In particular, Dropbear doesn’t seem to use sound default values so replacing uses of Dropbear by TinySSH should be considered in the coming years. TinySSH is significantly faster than Dropbear in connection latency on ARM and in throughput on all platforms.
As I noted in my previous post, I’m concerned by TinySSH coding style (lacks of brackets around conditions: a recipe for another goto fail) but I like the philosophy and the fact that less secure algorithms (like md5) are simply not implemented. The coding style could probably be fixed if desired by the author.
There’s definitely caveats in moving from RSA keys to Ed25519. OSX 10.11 supports Ed25519 just fine yet Gnome keyring still doesn’t support Ed25519 key, one has to use OpenSSH’s agent.
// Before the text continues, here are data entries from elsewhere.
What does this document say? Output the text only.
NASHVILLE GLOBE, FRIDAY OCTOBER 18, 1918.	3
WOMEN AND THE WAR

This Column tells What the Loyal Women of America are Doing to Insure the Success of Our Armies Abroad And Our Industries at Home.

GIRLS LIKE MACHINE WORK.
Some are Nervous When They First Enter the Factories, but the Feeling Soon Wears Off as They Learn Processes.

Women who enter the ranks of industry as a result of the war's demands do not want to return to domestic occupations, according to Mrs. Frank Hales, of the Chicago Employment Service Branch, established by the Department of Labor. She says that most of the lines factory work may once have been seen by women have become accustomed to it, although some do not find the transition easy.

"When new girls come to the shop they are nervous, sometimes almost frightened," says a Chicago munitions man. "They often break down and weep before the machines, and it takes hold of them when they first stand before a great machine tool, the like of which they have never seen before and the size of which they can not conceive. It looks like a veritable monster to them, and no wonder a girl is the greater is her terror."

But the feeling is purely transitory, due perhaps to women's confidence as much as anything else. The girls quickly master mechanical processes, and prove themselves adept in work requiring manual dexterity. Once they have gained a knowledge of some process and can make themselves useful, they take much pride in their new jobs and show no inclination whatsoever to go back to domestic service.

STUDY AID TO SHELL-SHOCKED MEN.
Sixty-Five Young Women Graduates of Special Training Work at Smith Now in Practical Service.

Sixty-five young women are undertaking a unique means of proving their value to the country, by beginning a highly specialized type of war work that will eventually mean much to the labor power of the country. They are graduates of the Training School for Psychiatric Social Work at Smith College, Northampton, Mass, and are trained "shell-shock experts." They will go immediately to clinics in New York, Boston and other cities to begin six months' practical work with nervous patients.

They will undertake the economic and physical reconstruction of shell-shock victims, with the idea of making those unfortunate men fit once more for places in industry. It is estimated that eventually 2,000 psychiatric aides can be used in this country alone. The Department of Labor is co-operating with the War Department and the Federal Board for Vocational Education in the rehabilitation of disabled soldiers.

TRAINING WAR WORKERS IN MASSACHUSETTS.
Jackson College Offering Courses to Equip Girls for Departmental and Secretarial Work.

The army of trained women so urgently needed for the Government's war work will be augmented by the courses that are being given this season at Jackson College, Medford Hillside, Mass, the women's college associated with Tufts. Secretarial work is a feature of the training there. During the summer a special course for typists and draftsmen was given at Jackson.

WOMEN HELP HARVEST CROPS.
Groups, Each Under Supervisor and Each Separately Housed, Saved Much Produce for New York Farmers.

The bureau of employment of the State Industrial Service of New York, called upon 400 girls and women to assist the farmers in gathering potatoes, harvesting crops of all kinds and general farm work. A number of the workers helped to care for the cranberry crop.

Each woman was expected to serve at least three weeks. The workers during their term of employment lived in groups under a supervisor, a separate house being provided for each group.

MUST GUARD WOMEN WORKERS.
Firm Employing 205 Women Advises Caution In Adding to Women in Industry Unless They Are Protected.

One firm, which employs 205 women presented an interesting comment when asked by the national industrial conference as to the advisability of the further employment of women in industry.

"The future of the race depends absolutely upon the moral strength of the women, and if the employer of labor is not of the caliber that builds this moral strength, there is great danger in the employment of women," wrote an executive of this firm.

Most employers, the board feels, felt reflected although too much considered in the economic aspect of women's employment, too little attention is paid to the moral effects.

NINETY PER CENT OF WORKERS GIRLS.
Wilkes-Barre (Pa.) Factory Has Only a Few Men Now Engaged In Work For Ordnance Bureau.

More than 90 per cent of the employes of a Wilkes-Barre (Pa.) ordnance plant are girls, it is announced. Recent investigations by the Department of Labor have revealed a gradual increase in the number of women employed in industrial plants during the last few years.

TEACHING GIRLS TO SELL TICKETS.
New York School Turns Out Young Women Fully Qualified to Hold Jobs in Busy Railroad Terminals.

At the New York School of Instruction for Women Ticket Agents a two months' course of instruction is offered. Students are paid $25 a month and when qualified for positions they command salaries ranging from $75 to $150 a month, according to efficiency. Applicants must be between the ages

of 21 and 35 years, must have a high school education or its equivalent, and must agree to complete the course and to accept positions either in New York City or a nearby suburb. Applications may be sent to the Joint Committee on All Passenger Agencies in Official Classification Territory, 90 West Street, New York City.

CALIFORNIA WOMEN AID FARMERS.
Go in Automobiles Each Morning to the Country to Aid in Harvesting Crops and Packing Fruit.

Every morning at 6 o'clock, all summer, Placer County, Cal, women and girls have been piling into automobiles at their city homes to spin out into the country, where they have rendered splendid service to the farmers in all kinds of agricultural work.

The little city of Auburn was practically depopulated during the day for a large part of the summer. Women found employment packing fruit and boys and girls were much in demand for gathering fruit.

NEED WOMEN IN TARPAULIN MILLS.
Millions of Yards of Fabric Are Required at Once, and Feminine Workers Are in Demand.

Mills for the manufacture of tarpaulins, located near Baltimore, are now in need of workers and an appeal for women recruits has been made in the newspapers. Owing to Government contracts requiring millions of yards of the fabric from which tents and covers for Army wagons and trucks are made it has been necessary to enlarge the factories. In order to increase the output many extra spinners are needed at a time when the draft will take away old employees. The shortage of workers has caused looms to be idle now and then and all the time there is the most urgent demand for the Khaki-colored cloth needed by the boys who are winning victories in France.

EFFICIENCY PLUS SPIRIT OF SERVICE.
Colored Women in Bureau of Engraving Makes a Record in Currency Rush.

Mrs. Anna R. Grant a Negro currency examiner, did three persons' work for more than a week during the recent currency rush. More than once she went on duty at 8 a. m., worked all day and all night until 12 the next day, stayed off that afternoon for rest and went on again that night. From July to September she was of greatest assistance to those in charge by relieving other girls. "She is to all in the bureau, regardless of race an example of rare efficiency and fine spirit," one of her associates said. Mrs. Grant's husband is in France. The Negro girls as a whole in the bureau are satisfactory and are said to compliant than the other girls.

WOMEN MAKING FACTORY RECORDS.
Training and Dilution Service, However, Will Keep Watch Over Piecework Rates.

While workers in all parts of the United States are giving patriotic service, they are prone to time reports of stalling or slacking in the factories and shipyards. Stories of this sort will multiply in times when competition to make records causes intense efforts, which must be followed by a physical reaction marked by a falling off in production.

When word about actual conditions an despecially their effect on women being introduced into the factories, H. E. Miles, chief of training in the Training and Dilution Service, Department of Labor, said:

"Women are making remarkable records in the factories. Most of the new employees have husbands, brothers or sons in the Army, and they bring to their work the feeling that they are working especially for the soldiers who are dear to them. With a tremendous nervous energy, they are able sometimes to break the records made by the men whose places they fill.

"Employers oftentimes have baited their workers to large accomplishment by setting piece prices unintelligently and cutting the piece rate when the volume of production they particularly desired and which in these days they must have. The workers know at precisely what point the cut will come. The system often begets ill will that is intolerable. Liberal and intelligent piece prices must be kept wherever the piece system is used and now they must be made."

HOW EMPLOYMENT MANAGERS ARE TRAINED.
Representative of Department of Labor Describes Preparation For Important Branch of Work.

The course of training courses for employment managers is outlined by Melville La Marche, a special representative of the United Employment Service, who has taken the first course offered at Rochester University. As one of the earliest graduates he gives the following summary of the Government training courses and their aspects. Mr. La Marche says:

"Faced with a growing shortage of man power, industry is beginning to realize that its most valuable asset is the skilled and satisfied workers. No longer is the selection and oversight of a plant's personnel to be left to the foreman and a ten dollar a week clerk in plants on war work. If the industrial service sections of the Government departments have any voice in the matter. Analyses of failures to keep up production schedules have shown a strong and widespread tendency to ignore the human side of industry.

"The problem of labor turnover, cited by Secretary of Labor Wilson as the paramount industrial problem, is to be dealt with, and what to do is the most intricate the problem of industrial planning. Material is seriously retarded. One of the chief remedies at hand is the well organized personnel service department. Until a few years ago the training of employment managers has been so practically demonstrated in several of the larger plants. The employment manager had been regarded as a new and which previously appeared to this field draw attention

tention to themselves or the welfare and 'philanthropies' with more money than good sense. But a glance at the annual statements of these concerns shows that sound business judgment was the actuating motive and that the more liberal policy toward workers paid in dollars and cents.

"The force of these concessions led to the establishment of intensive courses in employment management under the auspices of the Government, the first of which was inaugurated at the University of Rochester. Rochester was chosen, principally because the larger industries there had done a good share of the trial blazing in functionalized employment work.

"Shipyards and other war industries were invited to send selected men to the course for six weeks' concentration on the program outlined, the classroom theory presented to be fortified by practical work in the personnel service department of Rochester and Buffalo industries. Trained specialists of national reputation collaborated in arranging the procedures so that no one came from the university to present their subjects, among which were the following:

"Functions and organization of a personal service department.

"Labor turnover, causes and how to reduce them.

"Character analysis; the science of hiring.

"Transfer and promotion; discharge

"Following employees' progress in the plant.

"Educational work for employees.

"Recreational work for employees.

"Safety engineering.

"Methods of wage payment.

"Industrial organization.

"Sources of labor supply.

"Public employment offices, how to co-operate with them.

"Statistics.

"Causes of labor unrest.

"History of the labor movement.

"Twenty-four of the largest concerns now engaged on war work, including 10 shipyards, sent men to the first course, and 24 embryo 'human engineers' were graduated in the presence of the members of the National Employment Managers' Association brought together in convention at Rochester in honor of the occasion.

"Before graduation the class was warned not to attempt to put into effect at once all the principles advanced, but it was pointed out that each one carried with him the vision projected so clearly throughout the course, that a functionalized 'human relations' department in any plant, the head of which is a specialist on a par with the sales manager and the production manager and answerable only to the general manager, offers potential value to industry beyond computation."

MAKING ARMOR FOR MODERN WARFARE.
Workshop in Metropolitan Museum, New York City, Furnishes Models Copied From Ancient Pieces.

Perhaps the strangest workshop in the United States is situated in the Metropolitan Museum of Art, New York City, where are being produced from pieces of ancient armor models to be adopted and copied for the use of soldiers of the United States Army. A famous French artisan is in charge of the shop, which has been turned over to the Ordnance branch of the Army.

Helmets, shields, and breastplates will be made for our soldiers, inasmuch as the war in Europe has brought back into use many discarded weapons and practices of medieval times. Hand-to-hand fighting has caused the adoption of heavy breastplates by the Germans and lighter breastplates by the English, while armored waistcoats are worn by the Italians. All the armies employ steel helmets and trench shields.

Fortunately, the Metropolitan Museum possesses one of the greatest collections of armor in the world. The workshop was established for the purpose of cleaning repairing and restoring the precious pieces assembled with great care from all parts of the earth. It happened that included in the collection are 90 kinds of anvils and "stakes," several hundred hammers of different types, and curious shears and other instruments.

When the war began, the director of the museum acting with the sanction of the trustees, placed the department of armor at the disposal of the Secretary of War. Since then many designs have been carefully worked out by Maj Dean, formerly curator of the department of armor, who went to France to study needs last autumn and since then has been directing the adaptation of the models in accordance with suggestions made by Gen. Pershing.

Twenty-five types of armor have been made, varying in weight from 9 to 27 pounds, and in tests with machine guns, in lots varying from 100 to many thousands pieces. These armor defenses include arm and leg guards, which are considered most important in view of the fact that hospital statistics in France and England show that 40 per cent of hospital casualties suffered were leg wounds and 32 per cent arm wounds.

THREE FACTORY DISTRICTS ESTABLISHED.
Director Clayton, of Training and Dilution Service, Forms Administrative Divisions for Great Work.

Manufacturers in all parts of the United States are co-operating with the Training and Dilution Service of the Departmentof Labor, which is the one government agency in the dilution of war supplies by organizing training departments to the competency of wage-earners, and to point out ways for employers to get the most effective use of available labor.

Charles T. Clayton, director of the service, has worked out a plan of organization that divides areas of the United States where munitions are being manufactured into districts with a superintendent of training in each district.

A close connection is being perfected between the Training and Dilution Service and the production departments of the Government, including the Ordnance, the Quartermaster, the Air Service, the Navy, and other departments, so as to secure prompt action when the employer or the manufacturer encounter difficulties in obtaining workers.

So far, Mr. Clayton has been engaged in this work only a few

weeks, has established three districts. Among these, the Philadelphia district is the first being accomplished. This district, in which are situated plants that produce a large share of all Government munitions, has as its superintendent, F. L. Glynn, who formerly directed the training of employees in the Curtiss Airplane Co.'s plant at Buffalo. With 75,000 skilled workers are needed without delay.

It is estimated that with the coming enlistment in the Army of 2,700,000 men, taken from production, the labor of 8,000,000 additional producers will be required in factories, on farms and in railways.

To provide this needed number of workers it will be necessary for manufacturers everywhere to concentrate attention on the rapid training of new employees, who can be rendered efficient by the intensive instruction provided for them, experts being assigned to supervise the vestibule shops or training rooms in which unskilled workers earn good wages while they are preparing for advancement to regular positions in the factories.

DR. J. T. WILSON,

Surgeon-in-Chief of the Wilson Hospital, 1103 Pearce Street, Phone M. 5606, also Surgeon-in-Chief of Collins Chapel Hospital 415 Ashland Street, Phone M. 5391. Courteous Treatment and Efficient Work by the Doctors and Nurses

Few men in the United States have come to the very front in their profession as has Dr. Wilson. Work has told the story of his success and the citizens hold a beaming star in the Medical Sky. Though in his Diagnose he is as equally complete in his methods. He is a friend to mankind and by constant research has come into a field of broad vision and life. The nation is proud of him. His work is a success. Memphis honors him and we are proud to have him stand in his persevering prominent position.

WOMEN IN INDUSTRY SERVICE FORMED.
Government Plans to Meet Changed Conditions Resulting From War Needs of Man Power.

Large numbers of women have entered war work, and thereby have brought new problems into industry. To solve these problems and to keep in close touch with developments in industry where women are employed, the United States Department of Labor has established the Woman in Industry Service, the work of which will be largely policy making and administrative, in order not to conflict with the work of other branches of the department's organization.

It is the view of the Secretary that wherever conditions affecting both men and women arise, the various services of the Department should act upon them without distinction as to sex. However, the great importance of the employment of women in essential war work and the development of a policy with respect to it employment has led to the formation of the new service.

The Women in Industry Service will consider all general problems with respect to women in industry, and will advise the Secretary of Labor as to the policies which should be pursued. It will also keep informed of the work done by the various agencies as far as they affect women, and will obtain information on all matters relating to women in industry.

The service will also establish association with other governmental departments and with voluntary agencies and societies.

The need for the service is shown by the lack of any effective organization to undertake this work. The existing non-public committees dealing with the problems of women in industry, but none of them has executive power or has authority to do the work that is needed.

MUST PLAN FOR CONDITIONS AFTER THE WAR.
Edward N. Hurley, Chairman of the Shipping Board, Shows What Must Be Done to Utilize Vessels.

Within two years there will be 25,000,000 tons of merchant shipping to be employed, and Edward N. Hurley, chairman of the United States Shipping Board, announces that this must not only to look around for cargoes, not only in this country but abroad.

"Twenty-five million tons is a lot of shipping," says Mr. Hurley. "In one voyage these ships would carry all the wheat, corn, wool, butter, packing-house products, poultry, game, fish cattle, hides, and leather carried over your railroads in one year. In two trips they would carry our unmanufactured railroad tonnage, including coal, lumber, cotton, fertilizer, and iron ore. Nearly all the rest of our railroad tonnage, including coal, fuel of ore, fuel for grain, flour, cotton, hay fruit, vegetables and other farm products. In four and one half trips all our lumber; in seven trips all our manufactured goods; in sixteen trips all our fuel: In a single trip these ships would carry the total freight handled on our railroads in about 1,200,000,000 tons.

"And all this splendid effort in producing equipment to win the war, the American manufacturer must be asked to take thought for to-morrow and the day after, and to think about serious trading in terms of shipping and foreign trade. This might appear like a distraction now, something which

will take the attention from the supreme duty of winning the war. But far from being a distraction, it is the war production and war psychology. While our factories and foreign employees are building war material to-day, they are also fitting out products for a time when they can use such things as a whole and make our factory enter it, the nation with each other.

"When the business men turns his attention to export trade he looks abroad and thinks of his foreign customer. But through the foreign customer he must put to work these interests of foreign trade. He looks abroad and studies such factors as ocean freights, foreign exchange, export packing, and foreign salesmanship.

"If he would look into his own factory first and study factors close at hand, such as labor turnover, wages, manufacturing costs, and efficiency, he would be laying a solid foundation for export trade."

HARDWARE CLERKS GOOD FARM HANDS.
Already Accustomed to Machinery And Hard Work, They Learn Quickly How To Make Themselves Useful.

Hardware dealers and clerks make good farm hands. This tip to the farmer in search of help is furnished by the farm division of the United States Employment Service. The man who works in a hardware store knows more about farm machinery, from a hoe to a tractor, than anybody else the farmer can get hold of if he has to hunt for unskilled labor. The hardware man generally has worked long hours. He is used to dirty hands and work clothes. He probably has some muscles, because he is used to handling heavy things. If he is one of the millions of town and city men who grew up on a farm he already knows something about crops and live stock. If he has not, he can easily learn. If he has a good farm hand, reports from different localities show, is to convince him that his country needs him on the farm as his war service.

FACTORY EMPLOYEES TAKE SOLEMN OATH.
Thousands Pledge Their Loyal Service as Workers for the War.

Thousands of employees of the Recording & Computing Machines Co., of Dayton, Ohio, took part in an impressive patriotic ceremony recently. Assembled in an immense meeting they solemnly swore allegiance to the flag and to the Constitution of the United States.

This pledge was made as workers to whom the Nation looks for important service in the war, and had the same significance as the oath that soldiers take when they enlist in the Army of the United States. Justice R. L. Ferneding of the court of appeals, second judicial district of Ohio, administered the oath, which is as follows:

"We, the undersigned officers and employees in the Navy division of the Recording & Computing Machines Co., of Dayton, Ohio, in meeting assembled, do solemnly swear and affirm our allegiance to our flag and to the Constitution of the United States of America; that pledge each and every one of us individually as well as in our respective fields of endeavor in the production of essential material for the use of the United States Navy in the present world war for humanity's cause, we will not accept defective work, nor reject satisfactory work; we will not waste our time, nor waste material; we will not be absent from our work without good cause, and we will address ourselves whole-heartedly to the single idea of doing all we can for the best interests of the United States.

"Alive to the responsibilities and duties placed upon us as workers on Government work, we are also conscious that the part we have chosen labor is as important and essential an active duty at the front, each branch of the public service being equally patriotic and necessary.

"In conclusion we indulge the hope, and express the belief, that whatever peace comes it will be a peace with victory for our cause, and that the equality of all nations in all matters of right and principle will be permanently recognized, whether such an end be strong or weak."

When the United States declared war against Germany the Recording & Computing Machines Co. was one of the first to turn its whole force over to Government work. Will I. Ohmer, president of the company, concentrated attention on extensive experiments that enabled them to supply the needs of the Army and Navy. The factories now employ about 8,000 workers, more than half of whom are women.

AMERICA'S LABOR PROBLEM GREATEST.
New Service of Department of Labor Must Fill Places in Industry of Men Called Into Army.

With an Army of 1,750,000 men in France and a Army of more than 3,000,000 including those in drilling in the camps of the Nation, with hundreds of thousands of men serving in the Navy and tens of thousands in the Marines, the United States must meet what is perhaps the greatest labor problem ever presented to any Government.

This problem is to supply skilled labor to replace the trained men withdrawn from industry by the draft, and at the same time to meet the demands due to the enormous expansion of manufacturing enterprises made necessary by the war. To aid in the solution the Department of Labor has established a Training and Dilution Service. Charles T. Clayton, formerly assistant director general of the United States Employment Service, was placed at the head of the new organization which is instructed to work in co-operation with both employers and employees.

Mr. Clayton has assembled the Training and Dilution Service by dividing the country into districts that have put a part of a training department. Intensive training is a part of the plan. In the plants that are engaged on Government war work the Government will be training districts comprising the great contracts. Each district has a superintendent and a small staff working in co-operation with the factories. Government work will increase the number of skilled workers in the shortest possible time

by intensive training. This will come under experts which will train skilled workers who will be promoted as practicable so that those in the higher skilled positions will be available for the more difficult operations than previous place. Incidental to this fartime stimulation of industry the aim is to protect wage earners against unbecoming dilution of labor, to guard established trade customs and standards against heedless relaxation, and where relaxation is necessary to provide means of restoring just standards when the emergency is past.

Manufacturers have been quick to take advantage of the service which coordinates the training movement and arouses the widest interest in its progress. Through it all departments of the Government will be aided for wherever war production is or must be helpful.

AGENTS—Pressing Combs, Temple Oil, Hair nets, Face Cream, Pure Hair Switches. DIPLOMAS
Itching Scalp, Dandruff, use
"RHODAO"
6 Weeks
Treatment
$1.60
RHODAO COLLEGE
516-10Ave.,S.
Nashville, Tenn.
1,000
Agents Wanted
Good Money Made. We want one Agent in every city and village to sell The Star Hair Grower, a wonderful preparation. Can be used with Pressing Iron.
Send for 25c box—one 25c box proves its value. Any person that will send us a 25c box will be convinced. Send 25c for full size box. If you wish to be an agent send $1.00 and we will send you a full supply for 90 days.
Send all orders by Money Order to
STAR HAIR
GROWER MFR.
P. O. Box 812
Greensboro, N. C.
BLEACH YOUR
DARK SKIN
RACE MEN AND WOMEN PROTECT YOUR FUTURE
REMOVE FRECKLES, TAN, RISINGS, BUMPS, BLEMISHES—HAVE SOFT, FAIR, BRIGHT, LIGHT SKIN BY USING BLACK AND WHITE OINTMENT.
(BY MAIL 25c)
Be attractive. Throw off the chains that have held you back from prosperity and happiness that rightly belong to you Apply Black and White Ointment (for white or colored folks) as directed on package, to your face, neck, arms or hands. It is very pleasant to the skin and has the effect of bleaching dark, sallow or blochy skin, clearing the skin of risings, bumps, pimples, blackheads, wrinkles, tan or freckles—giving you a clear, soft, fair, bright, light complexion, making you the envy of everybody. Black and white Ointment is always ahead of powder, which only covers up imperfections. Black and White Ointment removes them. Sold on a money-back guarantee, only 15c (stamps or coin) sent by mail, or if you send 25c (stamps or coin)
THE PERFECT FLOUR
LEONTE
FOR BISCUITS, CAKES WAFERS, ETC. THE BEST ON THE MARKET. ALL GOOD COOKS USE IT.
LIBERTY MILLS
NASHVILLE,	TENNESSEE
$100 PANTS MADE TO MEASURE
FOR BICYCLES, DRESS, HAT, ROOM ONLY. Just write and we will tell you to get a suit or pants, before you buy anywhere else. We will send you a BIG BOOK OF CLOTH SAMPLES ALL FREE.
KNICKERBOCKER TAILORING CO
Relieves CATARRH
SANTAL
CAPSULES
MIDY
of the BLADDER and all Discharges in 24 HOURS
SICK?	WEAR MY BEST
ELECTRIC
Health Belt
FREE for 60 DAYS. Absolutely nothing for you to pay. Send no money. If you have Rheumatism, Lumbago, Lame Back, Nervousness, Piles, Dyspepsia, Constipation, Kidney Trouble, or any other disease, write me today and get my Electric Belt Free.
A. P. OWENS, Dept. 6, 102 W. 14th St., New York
An Ed25519 key will also not be usable on older servers, requiring users to have 2 keys, one RSA, one Ed25519. But at the same time, if you connect to an old server not supporting Ed25519, you should question its security!
Updates:
2016-01-29: Added note about OSX 10.11 client default settings which fail with tinyssh.